The first few times you try this exercise, you may find it challenging to keep that even breathing pattern through the progressively faster intervals, but keep practicing and you'll get it. When you're ready to try it with a "real" run begin by running at a slow pace. Focus on belly breathing as you take in a long slow breath. Then release this breath with a long slow exhale making a complete breathing cycle about 6 strides.  To make this easier, try inhaling over 3 strides and exhaling over 3 strides. (It's more important to take a deeper inhale. So, if your inhale takes more strides than your exhale, that's fine.)

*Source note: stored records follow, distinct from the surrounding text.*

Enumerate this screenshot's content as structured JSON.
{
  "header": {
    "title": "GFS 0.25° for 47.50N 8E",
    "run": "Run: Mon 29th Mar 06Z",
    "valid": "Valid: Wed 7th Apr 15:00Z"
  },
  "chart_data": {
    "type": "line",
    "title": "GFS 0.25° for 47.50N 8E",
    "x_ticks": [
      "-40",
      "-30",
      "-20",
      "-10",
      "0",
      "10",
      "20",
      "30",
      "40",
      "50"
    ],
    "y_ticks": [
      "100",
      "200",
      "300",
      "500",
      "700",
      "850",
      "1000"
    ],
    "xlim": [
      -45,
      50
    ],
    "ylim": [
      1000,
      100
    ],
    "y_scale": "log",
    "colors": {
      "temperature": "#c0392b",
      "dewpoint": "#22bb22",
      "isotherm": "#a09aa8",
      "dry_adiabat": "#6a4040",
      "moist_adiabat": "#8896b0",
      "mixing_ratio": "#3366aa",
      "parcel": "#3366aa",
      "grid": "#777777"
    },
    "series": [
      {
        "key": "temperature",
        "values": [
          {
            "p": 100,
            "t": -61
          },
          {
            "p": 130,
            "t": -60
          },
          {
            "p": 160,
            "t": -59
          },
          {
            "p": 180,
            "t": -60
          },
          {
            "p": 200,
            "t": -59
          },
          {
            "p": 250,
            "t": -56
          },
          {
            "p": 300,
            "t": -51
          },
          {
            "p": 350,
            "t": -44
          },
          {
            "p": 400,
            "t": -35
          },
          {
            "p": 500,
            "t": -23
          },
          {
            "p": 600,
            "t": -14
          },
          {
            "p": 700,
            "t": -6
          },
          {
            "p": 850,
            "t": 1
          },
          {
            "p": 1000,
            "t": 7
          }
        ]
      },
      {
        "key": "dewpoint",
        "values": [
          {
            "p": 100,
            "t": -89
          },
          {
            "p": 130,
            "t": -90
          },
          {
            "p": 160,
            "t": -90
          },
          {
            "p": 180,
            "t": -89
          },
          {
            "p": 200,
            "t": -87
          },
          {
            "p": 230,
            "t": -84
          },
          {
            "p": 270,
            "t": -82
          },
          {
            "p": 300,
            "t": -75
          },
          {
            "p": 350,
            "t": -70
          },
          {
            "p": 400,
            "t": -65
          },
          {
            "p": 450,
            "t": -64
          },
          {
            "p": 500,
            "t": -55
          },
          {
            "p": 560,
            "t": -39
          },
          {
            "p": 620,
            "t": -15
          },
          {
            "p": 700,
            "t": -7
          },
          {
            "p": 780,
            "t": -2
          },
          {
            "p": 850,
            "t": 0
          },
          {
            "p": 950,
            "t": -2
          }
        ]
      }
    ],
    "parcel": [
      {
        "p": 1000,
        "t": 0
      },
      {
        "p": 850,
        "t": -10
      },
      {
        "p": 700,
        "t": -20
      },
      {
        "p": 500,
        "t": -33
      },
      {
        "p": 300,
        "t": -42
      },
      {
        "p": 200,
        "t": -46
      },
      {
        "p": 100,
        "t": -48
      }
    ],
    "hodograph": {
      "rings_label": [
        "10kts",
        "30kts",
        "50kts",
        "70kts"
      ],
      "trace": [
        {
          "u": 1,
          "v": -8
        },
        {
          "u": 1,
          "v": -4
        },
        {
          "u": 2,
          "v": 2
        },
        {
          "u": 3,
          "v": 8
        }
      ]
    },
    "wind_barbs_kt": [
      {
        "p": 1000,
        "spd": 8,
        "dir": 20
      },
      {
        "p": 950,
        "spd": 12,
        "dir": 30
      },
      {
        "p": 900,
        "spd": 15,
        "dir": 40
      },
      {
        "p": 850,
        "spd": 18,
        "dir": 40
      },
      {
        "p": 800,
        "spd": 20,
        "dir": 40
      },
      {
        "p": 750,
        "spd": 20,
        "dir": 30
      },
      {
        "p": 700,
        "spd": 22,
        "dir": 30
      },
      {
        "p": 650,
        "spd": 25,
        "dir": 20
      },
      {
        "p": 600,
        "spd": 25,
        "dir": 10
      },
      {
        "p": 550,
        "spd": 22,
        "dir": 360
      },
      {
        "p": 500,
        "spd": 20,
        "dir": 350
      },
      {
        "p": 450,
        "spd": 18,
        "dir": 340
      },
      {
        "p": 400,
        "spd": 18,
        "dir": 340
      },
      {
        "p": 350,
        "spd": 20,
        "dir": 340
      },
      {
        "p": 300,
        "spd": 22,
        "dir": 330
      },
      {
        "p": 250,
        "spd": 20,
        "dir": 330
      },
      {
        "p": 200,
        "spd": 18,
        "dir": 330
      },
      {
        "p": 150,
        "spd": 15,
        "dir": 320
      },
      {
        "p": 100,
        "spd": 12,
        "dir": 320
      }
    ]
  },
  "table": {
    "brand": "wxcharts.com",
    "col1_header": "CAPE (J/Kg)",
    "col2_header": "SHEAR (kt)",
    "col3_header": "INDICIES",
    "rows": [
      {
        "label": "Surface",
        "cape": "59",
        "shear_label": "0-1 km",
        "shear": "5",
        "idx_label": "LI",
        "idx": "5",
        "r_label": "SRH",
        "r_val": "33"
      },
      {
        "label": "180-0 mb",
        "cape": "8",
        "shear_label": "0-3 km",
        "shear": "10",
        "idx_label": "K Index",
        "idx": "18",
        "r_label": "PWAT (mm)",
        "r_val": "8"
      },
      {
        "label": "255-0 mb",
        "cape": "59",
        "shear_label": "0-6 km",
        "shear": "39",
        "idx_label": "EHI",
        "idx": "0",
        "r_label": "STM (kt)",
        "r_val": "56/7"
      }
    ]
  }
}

There are no hard and fast rules. Depending on your stride, your breathing cycle (inhale/exhale) may take 4 strides or 8 strides. If associating your breathing with your stride doesn't work for you, try counting—3 counts/inhale, 3 counts/exhale. With practice, this will become second nature and you will no longer need keep track of strides or count.

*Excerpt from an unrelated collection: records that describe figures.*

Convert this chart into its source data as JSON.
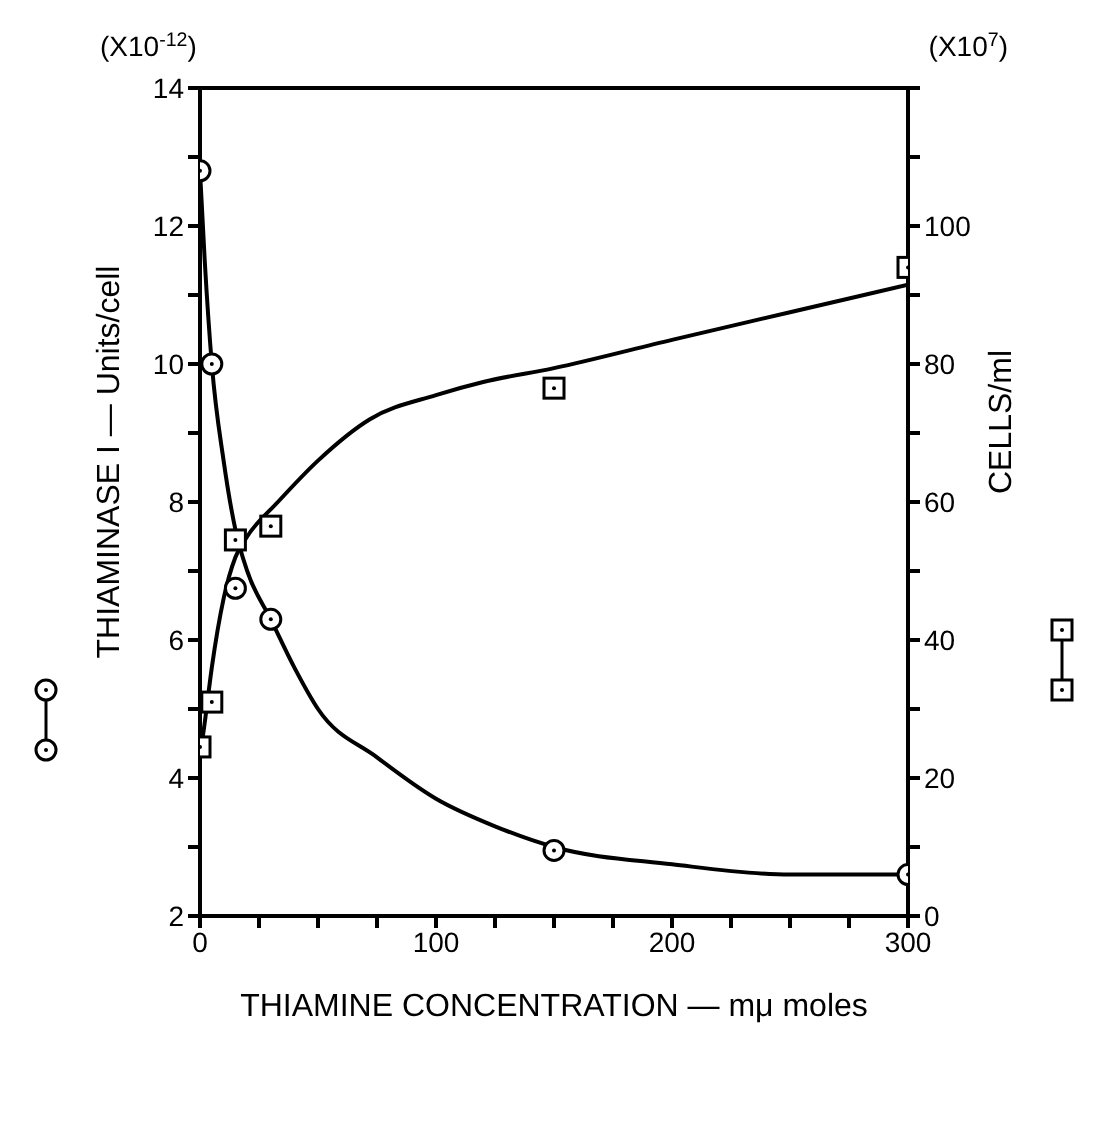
{
  "chart_data": {
    "type": "scatter",
    "xlabel": "THIAMINE CONCENTRATION — mμ moles",
    "ylabel": "THIAMINASE I — Units/cell",
    "y2label": "CELLS/ml",
    "annotations": [
      "(X10$^{-12}$)",
      "(X10$^{7}$)"
    ],
    "xlim": [
      0,
      300
    ],
    "xticks": [
      0,
      {
        "value": 25,
        "label": null
      },
      {
        "value": 50,
        "label": null
      },
      {
        "value": 75,
        "label": null
      },
      100,
      {
        "value": 125,
        "label": null
      },
      {
        "value": 150,
        "label": null
      },
      {
        "value": 175,
        "label": null
      },
      200,
      {
        "value": 225,
        "label": null
      },
      {
        "value": 250,
        "label": null
      },
      {
        "value": 275,
        "label": null
      },
      300
    ],
    "ylim": [
      2,
      14
    ],
    "yticks": [
      2,
      {
        "value": 3,
        "label": null
      },
      4,
      {
        "value": 5,
        "label": null
      },
      6,
      {
        "value": 7,
        "label": null
      },
      8,
      {
        "value": 9,
        "label": null
      },
      10,
      {
        "value": 11,
        "label": null
      },
      12,
      {
        "value": 13,
        "label": null
      },
      14
    ],
    "y2lim": [
      0,
      120
    ],
    "y2ticks": [
      0,
      {
        "value": 10,
        "label": null
      },
      20,
      {
        "value": 30,
        "label": null
      },
      40,
      {
        "value": 50,
        "label": null
      },
      60,
      {
        "value": 70,
        "label": null
      },
      80,
      {
        "value": 90,
        "label": null
      },
      100,
      {
        "value": 110,
        "label": null
      },
      {
        "value": 120,
        "label": null
      }
    ],
    "grid": false,
    "legend": false,
    "series": [
      {
        "marker": "circle",
        "color": "#000000",
        "x": [
          0,
          5,
          15,
          30,
          150,
          300
        ],
        "values": [
          12.8,
          10,
          6.75,
          6.3,
          2.95,
          2.6
        ]
      },
      {
        "marker": "square",
        "axis": "y2",
        "color": "#000000",
        "x": [
          0,
          5,
          15,
          30,
          150,
          300
        ],
        "values": [
          24.5,
          31,
          54.5,
          56.5,
          76.5,
          94
        ]
      },
      {
        "type": "line",
        "marker": "none",
        "color": "#000000",
        "x": [
          0,
          2,
          5,
          10,
          15,
          20,
          30,
          40,
          50,
          75,
          100,
          125,
          150,
          200,
          250,
          300
        ],
        "values": [
          12.8,
          11.5,
          10,
          8.6,
          7.6,
          7,
          6.3,
          5.6,
          5,
          4.3,
          3.7,
          3.3,
          3,
          2.75,
          2.6,
          2.6
        ]
      },
      {
        "type": "line",
        "marker": "none",
        "axis": "y2",
        "color": "#000000",
        "x": [
          0,
          2,
          5,
          10,
          15,
          20,
          33,
          50,
          72,
          100,
          120,
          150,
          200,
          250,
          300
        ],
        "values": [
          23,
          28,
          36,
          46,
          52,
          55,
          60,
          66,
          72,
          75.5,
          77.4,
          79.4,
          83.5,
          87.5,
          91.5
        ]
      }
    ]
  }
}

Whichever technique you use, the main goal is to control your breathing so that you're breathing from your diaphragm or "belly breathing." Controlled, deep breathing will help prevent those annoying side stitches too. Belly breathing gets more oxygen into the blood stream, increases lung capacity and endurance. Once you have your breathing under control, you'll experience more enjoyable runs. You'll also be able to then focus on increasing your speed and/or distance.

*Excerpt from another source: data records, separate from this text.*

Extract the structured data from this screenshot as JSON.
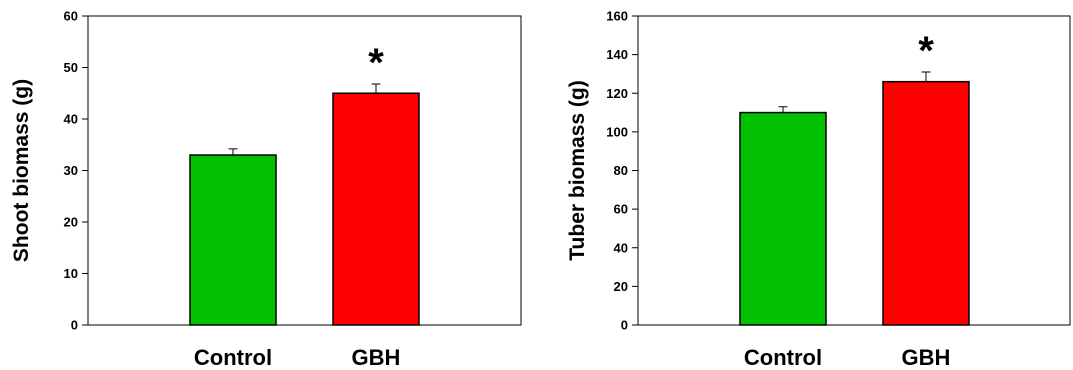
{
  "chart_data": [
    {
      "type": "bar",
      "categories": [
        "Control",
        "GBH"
      ],
      "values": [
        33,
        45
      ],
      "errors": [
        1.2,
        1.8
      ],
      "colors": [
        "#00c000",
        "#ff0000"
      ],
      "significance": [
        "",
        "*"
      ],
      "ylabel": "Shoot biomass (g)",
      "xlabel": "",
      "ylim": [
        0,
        60
      ],
      "yticks": [
        "0",
        "10",
        "20",
        "30",
        "40",
        "50",
        "60"
      ],
      "grid": false
    },
    {
      "type": "bar",
      "categories": [
        "Control",
        "GBH"
      ],
      "values": [
        110,
        126
      ],
      "errors": [
        3,
        5
      ],
      "colors": [
        "#00c000",
        "#ff0000"
      ],
      "significance": [
        "",
        "*"
      ],
      "ylabel": "Tuber biomass (g)",
      "xlabel": "",
      "ylim": [
        0,
        160
      ],
      "yticks": [
        "0",
        "20",
        "40",
        "60",
        "80",
        "100",
        "120",
        "140",
        "160"
      ],
      "grid": false
    }
  ]
}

After practicing, if you're still experiencing "tight lungs" and you feel like you're unable to get in enough air, check in with your doctor. You could be experiencing sports induced asthma.


Sara said...

I've been running for a couple of years now, but I just found out about belly breathing today! I was cramping up about halfway through my 12 mile run and I literally felt like the air I was breathing would only go about halfway into my lungs. My coach helped me learn to belly breathe today and it was so much better! I relaxed right away and felt instantly better. Thanks for sharing this info because now I know what it means/what it does and I want to pass on this info to my runners too!

RunnerDude said...

Hi Sara! That's awesome, Sara! Belly Breathing is the bomb!

Boris Terzic said...

Good stuff, I've forward this to a few people.

Regina said...

I needed this. I'm usually a two strides per inhale/exhale then find at some point I need to take a deep breath. I cant wait to try this. Thanks!

RunnerDude said...

Thanks Boris!

RunnerDude said...

Hi Regina! Let me know how it works for you!!

Anonymous said...

I used this blog for an assignment for school and now I am using it again for another assignment on how to run marathons (Commenting on a blog is part of the assignment). This is such a great training tip and it really applied to my assignment!

Anonymous said...

English is not my native language, so i have to ask, what is an EVEN breathing pattern? Is it that the number of strides per inhale equals the number of strides per exale? Or the total number of strides per inhale plus per exhale needs to be even?

RunnerDude said...

Even really just refers to steady. It's temping to quicken the rapidity of your breathing as you increase pace and you want to avoid doing so. You need to focus on diaphragmatic breathing or "belly breathing." You should see your belling rising, not your chest. For some it helps to connect something tangible to their breathing like their stride. So, if it helps you can breath in a certain number of stride and exhale a number of foot strides to help keep your breathing under control.

Luana said...

Aloha and thank you for the info! I have paraseptal emphysema and have never been able to run (even as a child) because my lungs tighten up and I can't seem to get enough air. I'll try this technique and see if it will help me not panic so much when I walk fast or attempt to run.